Wednesday, September 06, 2006

The Shadow Biosphere

I've always been interested by the spaces between objects. The idea of the universe being a vast emptiness for such huge distances that planets and stars become the anomalies. Atomic particles - a microcosm of their cosmic counterparts - are mostly made-up of empty space. The gulf between the electrons and nucleus of the particle is huge when compared to the overall size of its components. Even when you look at iron under a mircoscope, the uniformity of the metal is lost on the ridges and valleys of the surface.

It's no wonder that I am incessantly drawn to the fiction of Lovecraft and his contemporaries, writers who looked into the vast abyss and saw not benevolence, but vast wastes with nothing but the promise of interstellar horror. What exists in this space? A question that they and their ilk asked to challenge the traditional conceptions of the world around us.

But all of that aside, I recently came across a term (in Wired magazine) that got me thinking. The shadow biosphere bascially refers to the idea that there could be substances on earth that are so apart from our "normal" biological processes that we wouldn't even know that they exists. For example, all of our knowledge around the make-up of terra firma is based on our own periodic table - all of the elements that make up life and the natural world around us.

But what if there is something else - something we can't understand because it exists outside of our five senses.

Let's consult my ever-favorite Wikipedia for more:

A team of astrobiologists at the University of Colorado at Boulder have defined a shadow biosphere as, "...a microbial biosphere that is so chemically and molecularly different from life as we know it that it wouldn't be in direct competition with familiar life; familiar life couldn't metabolize it and it would occupy ecological niches that were underpopulated by familiar organisms. Such organisms might have proteins made of completely different amino acids or amino acids with the opposite chirality or it might have nucleic acids whose sugars have the opposite chirality, to name a few possibilities."

The term was also mentioned in the "Jargon" section of the May 2006 issue of Wired magazine where it was described as, "alternative microbial life that evolved from chemistry entirely unknown to modern science..."

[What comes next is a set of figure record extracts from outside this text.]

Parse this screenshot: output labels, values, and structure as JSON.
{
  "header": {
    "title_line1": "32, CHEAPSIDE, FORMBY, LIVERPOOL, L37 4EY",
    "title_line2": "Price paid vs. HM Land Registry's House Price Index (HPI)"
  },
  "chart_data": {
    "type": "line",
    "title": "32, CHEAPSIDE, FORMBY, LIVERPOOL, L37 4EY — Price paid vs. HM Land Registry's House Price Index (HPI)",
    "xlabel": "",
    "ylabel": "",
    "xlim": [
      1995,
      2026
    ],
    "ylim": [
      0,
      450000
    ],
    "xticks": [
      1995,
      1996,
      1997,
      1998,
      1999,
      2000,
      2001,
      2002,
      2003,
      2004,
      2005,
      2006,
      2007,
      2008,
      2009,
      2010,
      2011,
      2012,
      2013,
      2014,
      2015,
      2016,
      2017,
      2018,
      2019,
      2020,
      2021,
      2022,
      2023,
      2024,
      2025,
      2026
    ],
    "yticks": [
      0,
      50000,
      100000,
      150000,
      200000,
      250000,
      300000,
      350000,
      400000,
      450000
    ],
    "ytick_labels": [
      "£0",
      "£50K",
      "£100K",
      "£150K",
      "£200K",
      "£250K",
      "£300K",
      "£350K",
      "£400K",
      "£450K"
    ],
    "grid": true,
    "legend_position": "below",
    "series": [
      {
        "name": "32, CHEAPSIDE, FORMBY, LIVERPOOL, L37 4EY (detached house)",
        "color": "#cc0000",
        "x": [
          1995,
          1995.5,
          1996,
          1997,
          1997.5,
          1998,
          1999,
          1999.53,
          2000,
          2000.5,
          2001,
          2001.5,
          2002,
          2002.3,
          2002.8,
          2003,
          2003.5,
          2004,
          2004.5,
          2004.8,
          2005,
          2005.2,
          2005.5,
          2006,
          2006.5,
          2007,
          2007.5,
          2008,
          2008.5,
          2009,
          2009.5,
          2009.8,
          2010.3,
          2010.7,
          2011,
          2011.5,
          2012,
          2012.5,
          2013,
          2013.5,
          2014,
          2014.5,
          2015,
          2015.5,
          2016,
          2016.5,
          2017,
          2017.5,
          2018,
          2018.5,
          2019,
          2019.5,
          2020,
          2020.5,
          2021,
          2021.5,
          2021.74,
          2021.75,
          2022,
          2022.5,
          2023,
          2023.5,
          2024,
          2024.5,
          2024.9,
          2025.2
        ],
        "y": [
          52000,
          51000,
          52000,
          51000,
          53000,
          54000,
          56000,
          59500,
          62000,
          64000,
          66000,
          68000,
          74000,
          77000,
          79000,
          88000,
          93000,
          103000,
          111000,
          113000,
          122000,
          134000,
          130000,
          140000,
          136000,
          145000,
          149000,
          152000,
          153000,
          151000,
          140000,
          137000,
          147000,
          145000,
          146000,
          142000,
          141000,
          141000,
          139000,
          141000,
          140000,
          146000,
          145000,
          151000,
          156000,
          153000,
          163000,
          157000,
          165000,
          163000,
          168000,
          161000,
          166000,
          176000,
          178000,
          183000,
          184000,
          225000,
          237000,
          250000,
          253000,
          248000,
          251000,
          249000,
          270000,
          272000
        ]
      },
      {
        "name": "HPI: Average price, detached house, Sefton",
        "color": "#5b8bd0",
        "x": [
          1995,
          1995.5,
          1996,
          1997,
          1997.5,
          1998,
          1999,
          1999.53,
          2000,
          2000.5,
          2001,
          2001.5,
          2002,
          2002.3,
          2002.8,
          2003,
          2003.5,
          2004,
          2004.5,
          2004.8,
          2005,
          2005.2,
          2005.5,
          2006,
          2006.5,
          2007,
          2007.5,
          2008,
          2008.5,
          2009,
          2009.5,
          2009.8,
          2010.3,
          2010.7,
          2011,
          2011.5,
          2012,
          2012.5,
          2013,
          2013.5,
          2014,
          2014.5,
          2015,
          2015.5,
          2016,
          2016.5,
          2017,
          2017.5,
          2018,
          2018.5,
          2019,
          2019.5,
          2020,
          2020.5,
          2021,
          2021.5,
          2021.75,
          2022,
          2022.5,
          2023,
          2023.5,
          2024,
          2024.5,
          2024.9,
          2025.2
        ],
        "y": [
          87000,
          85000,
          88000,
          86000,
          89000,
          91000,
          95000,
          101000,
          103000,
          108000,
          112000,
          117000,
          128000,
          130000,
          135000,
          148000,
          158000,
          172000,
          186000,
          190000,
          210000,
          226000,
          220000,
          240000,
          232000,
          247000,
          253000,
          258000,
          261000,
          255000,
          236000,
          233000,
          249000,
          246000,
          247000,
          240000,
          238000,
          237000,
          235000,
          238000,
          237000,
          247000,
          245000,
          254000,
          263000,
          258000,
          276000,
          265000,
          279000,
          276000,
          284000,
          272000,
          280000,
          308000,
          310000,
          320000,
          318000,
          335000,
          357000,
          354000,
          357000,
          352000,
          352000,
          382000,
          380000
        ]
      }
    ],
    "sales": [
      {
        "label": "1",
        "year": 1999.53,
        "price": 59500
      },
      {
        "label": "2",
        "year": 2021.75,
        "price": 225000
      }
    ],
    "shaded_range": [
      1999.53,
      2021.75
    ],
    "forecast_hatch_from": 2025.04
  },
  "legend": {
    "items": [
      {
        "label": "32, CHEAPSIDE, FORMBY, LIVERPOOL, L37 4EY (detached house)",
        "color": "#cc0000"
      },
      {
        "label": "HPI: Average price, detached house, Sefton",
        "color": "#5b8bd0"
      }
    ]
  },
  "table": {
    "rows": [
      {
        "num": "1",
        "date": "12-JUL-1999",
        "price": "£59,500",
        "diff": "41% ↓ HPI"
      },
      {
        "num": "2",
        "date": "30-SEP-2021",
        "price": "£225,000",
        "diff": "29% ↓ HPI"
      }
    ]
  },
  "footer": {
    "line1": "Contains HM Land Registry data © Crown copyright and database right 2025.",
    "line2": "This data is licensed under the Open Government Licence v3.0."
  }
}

Taken from - http://en.wikipedia.org/wiki/Shadow_biosphere

I am not insinuating that the Great Cthulhu really does exist in the Atlantic Ocean (but wouldn't that be fun?), but that there could be a lot more around us than we can actually comprehend. This does have a bit of a tie-in to Keel's ultraterresterials (mentioned in a previous post) - the idea that the whole UFO/ET/ghost/angels phenomenon is based on a type of being that has been around as long or longer than us, but exists in an alternative dimension.

It's a cool idea in either case.

Let's all hope that we'll find something more exciting than a new form of bacteria.